Up until 1884 there is no record of a second floor being part of this colonnaded building. There are clues to the fact that renovations to this building and others alongside were made in architectural drawings titled General Post Office, Adelaide, additions and alterations to outbuildings, especially drawing No. 2 held by the Australian Archives and the Federal Department of Housing and Construction dated October and November 1884.
Some surviving plans show that this building was converted for use as a carpenters shop, an ironmongery store and water closets. A second storey was built to contain an instrument store, instrument fitter’s workshop and an office. New rooms were built at the rear. The colonnade was also added in 1884.
Part of this bluestone building was again subjected to alteration and demolition in 1891 to its northern end when there were additions and alterations to the GPO site.

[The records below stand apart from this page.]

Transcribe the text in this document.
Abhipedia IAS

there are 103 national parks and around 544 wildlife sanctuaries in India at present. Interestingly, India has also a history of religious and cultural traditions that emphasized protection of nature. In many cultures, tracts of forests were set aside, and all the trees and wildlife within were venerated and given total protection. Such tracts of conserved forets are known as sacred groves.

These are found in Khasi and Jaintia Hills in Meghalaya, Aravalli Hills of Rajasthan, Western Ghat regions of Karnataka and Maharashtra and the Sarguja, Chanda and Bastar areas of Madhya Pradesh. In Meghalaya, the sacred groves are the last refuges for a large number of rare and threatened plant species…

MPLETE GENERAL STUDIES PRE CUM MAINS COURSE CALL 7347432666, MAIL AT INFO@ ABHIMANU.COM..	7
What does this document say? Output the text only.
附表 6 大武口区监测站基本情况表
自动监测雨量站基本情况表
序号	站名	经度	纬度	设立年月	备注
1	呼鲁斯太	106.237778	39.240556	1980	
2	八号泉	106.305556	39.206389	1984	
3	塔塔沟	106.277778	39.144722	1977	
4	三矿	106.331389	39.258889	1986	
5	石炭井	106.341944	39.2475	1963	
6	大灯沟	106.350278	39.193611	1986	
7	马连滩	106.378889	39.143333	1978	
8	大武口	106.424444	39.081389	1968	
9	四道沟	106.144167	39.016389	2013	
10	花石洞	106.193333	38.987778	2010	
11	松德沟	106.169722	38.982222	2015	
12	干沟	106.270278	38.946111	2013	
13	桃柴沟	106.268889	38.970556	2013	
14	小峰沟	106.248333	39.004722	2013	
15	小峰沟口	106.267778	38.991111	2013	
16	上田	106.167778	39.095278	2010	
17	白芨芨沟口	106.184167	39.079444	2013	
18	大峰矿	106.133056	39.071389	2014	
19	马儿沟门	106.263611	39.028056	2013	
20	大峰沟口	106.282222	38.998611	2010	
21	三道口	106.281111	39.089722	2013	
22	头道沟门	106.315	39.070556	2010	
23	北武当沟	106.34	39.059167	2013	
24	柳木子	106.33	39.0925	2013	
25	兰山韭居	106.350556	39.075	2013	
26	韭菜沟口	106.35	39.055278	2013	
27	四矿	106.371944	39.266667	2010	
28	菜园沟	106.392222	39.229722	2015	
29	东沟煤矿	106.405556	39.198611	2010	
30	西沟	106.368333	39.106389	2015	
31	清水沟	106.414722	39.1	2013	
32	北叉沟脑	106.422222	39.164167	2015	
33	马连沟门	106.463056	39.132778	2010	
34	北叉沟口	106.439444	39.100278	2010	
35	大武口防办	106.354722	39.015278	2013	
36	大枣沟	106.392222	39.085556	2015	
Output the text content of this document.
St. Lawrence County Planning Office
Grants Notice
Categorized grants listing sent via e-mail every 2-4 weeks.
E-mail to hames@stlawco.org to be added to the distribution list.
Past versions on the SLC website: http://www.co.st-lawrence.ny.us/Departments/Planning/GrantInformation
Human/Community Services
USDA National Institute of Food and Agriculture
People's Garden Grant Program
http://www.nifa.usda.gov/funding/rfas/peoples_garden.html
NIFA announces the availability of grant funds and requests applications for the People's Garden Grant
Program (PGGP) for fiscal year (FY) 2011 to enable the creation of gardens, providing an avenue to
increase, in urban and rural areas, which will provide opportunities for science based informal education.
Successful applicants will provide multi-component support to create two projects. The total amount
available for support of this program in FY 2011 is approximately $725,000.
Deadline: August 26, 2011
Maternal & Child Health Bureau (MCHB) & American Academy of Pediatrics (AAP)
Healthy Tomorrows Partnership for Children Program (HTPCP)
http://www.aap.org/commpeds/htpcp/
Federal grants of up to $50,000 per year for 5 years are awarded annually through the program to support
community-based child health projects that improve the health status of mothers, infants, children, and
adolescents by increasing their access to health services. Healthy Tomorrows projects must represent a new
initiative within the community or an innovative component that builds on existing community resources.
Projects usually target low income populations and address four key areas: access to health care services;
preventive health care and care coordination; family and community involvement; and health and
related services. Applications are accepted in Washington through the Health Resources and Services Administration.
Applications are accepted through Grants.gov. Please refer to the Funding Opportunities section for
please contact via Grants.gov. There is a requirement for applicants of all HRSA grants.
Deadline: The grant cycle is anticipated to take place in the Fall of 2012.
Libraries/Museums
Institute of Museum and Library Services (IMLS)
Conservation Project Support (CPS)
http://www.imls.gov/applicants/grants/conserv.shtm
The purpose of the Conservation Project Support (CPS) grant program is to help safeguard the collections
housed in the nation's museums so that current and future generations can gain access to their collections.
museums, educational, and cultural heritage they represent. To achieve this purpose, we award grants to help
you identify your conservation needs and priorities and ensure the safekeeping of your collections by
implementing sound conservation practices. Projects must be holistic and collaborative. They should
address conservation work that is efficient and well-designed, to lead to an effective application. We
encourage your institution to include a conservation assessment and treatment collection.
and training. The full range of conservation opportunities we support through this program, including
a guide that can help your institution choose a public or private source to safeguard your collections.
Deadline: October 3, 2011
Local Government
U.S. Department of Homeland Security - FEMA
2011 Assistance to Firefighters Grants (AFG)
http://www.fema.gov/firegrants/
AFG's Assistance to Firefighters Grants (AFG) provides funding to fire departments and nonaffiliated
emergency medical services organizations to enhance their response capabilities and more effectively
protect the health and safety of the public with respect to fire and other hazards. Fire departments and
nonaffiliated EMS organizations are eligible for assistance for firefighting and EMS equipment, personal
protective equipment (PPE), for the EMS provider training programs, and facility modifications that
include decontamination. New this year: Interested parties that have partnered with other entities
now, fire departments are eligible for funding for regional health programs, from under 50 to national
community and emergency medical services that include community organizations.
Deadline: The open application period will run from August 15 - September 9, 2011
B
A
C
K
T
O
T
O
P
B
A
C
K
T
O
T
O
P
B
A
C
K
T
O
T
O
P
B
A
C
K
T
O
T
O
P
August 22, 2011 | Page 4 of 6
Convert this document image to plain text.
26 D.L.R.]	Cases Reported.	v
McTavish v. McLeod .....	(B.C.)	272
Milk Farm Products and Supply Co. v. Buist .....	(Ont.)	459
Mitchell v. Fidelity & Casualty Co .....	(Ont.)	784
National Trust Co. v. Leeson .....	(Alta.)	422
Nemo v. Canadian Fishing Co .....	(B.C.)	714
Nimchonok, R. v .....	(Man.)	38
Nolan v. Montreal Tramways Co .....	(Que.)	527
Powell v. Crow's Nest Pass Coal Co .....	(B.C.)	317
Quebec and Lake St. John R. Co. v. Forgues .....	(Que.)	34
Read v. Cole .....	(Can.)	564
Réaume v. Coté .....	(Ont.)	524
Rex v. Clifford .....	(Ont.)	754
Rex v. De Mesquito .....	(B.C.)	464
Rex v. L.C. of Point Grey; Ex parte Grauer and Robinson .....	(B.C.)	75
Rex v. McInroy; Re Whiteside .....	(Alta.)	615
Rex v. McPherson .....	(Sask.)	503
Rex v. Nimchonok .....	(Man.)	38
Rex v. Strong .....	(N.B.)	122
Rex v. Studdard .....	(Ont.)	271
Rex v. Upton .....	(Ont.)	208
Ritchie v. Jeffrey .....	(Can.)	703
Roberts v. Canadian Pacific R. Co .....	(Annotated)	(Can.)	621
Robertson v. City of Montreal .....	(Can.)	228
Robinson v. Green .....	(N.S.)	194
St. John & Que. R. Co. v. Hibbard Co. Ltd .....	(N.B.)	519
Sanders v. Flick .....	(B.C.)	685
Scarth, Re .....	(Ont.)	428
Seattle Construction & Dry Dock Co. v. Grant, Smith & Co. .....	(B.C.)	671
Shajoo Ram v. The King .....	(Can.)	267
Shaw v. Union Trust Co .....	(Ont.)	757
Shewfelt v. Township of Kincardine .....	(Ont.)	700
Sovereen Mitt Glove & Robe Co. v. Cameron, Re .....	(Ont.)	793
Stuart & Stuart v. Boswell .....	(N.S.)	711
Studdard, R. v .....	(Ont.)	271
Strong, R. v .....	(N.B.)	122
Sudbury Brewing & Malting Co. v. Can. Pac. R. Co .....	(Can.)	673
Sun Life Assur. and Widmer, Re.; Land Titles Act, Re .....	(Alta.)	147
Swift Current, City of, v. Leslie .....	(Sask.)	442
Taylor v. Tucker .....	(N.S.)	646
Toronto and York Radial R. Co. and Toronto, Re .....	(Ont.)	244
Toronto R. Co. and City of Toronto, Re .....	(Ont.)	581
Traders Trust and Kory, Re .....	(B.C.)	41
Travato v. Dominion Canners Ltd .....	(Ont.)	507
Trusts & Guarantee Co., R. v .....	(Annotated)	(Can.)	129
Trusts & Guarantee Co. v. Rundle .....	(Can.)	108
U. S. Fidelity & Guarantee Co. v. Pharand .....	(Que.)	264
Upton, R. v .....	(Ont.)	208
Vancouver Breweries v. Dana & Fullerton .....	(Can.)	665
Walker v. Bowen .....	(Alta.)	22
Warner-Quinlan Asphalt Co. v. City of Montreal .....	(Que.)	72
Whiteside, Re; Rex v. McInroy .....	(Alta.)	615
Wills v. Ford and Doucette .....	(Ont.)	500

A new brick building was built, cutting through one of the four colonnades.
In 1907 Charles Edward Owen Smyth, the state government architect, drew up plans for a three-storey telephone exchange in Franklin Street for the federal government. He designed extensions to it in 1912. During these extensions the southern end of the two storey colonnaded building was demolished.
The surviving colonnaded building is just a few steps off Franklin Street and busy King William Street. Tucked in behind the existing General Post Office buildings, it is hidden from public view and its secluded location may have contributed to its survival to the present day.